Ye Chitthan Sanyamessanthi
‘දුරං ගමං ඒකචරං
යේ චිත්තං සංයමෙස්සන්ති
Multi-ethnic countries like Singapore and Malaysia have achieved their development goals in a short period of time, leaving aside ideas and attitudes towards personal gain and safeguarding national unity. Because all the other countries in the world are vocalizing their national interest and stability in the middle. Accordingly, it can be concluded that the existence of spiritual and physical development of the entire country depends on the behaviour of individuals.
‘Mahanel Suwandha maya Kuda Masu Pilie Gandha Maya
Dhekata Eka Dhiya Maya Hondhata Narakata Dhekata Kata Maya’
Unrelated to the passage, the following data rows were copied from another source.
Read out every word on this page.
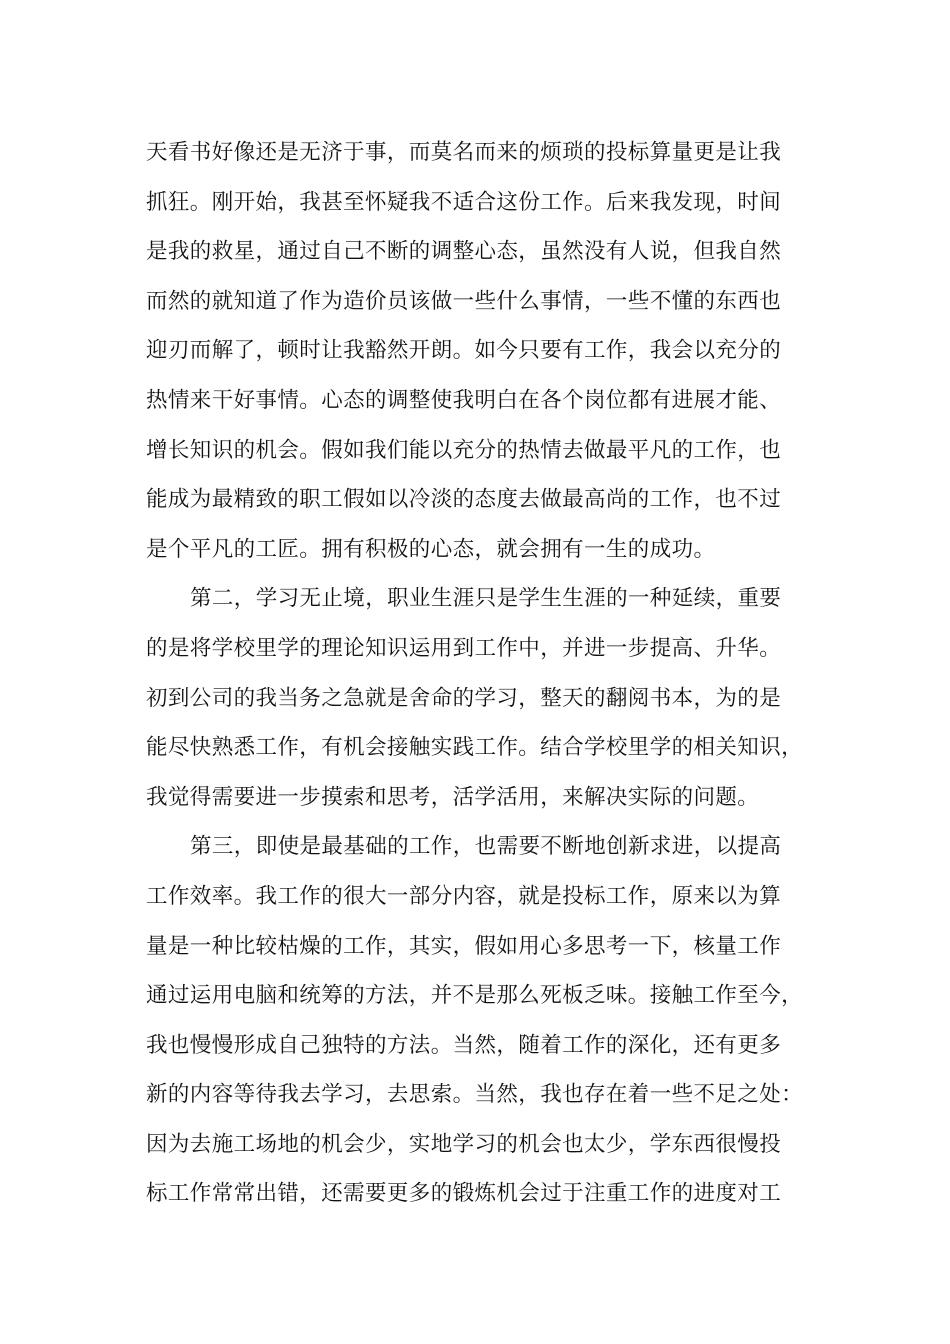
天看书好像还是无济于事，而莫名而来的烦琐的投标算量更是让我
抓狂。刚开始，我甚至怀疑我不适合这份工作。后来我发现，时间
是我的救星，通过自己不断的调整心态，虽然没有人说，但我自然
而然的就知道了作为造价员该做一些什么事情，一些不懂的东西也
迎刃而解了，顿时让我豁然开朗。如今只要有工作，我会以充分的
热情来干好事情。心态的调整使我明白在各个岗位都有进展才能、
增长知识的机会。假如我们能以充分的热情去做最平凡的工作，也
能成为最精致的职工假如以冷淡的态度去做最高尚的工作，也不过
是个平凡的工匠。拥有积极的心态，就会拥有一生的成功。
第二，学习无止境，职业生涯只是学生生涯的一种延续，重要
的是将学校里学的理论知识运用到工作中，并进一步提高、升华。
初到公司的我当务之急就是舍命的学习，整天的翻阅书本，为的是
能尽快熟悉工作，有机会接触实践工作。结合学校里学的相关知识，
我觉得需要进一步摸索和思考，活学活用，来解决实际的问题。
第三，即使是最基础的工作，也需要不断地创新求进，以提高
工作效率。我工作的很大一部分内容，就是投标工作，原来以为算
量是一种比较枯燥的工作，其实，假如用心多思考一下，核量工作
通过运用电脑和统筹的方法，并不是那么死板乏味。接触工作至今，
我也慢慢形成自己独特的方法。当然，随着工作的深化，还有更多
新的内容等待我去学习，去思索。当然，我也存在着一些不足之处：
因为去施工场地的机会少，实地学习的机会也太少，学东西很慢投
标工作常常出错，还需要更多的锻炼机会过于注重工作的进度对工
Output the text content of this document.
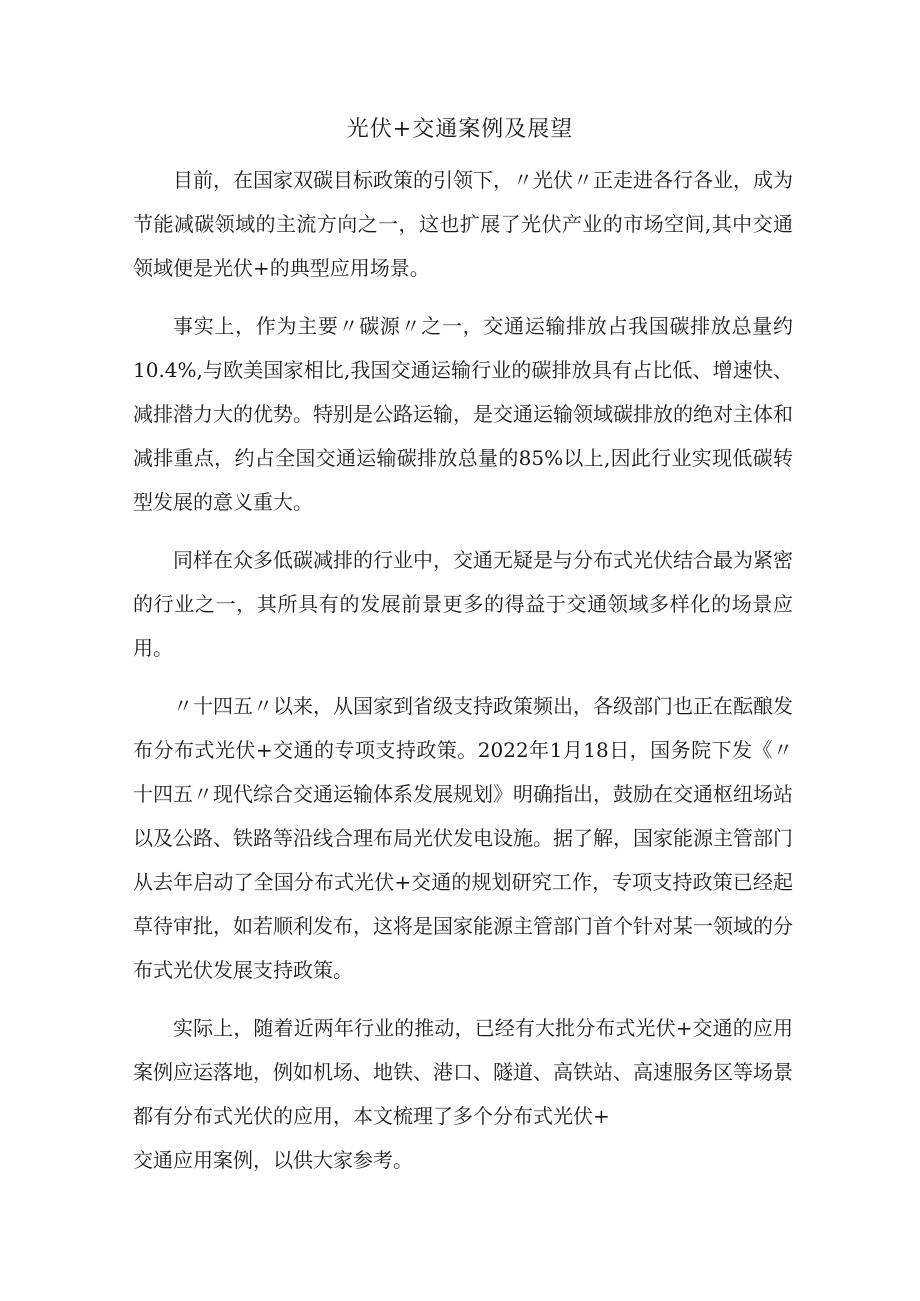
光伏+交通案例及展望

目前，在国家双碳目标政策的引领下，〃光伏〃正走进各行各业，成为节能减碳领域的主流方向之一，这也扩展了光伏产业的市场空间,其中交通领域便是光伏+的典型应用场景。

事实上，作为主要〃碳源〃之一，交通运输排放占我国碳排放总量约10.4%,与欧美国家相比,我国交通运输行业的碳排放具有占比低、增速快、减排潜力大的优势。特别是公路运输，是交通运输领域碳排放的绝对主体和减排重点，约占全国交通运输碳排放总量的85%以上,因此行业实现低碳转型发展的意义重大。

同样在众多低碳减排的行业中，交通无疑是与分布式光伏结合最为紧密的行业之一，其所具有的发展前景更多的得益于交通领域多样化的场景应用。

〃十四五〃以来，从国家到省级支持政策频出，各级部门也正在酝酿发布分布式光伏+交通的专项支持政策。2022年1月18日，国务院下发《〃十四五〃现代综合交通运输体系发展规划》明确指出，鼓励在交通枢纽场站以及公路、铁路等沿线合理布局光伏发电设施。据了解，国家能源主管部门从去年启动了全国分布式光伏+交通的规划研究工作，专项支持政策已经起草待审批，如若顺利发布，这将是国家能源主管部门首个针对某一领域的分布式光伏发展支持政策。

实际上，随着近两年行业的推动，已经有大批分布式光伏+交通的应用案例应运落地，例如机场、地铁、港口、隧道、高铁站、高速服务区等场景都有分布式光伏的应用，本文梳理了多个分布式光伏+
交通应用案例，以供大家参考。
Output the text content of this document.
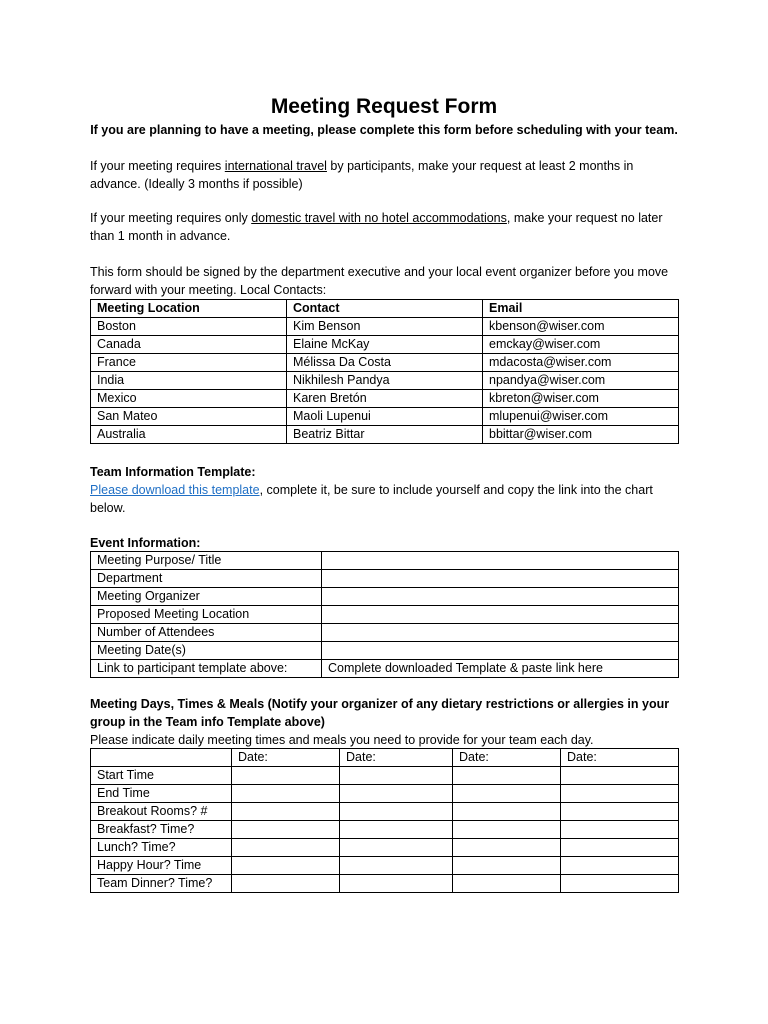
Meeting Request Form
If you are planning to have a meeting, please complete this form before scheduling with your team.
If your meeting requires international travel by participants, make your request at least 2 months in advance. (Ideally 3 months if possible)
If your meeting requires only domestic travel with no hotel accommodations, make your request no later than 1 month in advance.
This form should be signed by the department executive and your local event organizer before you move forward with your meeting. Local Contacts:
Meeting Location	Contact	Email
Boston	Kim Benson	kbenson@wiser.com
Canada	Elaine McKay	emckay@wiser.com
France	Mélissa Da Costa	mdacosta@wiser.com
India	Nikhilesh Pandya	npandya@wiser.com
Mexico	Karen Bretón	kbreton@wiser.com
San Mateo	Maoli Lupenui	mlupenui@wiser.com
Australia	Beatriz Bittar	bbittar@wiser.com
Team Information Template:
Please download this template, complete it, be sure to include yourself and copy the link into the chart below.
Event Information:
Meeting Purpose/ Title	
Department	
Meeting Organizer	
Proposed Meeting Location	
Number of Attendees	
Meeting Date(s)	
Link to participant template above:	Complete downloaded Template & paste link here
Meeting Days, Times & Meals (Notify your organizer of any dietary restrictions or allergies in your group in the Team info Template above)
Please indicate daily meeting times and meals you need to provide for your team each day.
	Date:	Date:	Date:	Date:
Start Time				
End Time				
Breakout Rooms? #				
Breakfast? Time?				
Lunch? Time?				
Happy Hour? Time				
Team Dinner? Time?				
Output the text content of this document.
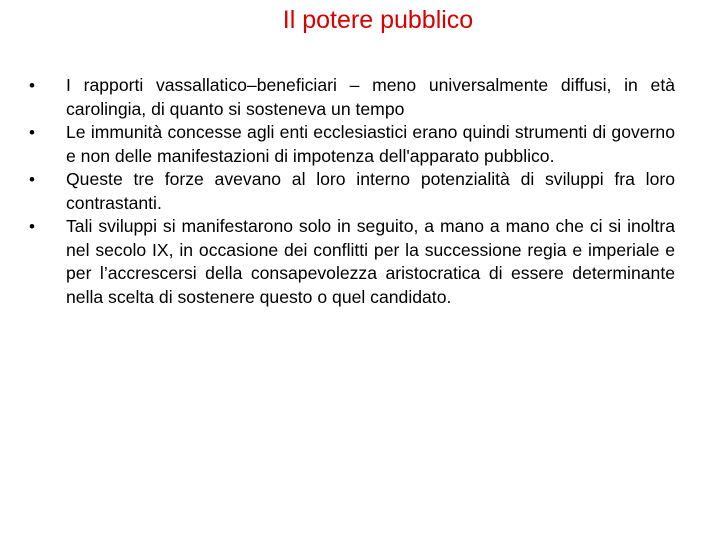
Il potere pubblico
•	I rapporti vassallatico–beneficiari – meno universalmente diffusi, in età carolingia, di quanto si sosteneva un tempo
•	Le immunità concesse agli enti ecclesiastici erano quindi strumenti di governo e non delle manifestazioni di impotenza dell'apparato pubblico.
•	Queste tre forze avevano al loro interno potenzialità di sviluppi fra loro contrastanti.
•	Tali sviluppi si manifestarono solo in seguito, a mano a mano che ci si inoltra nel secolo IX, in occasione dei conflitti per la successione regia e imperiale e per l’accrescersi della consapevolezza aristocratica di essere determinante nella scelta di sostenere questo o quel candidato.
‘මහනෙල් සුවඳ මය කුඩ මසු පිළී ගඳ මය
දෙකට එක දිය මය හොඳට නරකට දෙකට කට මය’
Private and public institutions conduct various training workshops, seminars, research sessions and long-term programs to promote national peace and reconciliation and to protect human rights. It cannot be done by governmental or non-governmental organizations alone. It is a challenging responsibility for the entire citizenry. A person should remember how much he or she would be offended if another person violently rebuked his or her religion, and he or she should be kind to others as well. If you want to mark your identity as a person who is committed to national peace and reconciliation, free from religiously hostile behaviours and negative attitudes, change today, not tomorrow. Think twice or three times before distributing a story religiously and nationally, before expressing your opinion in the media and before uttering a word, and use it only if it is effective. Please post more news, ideas, posts and photos on social media in a way that promotes friendship between races and religions.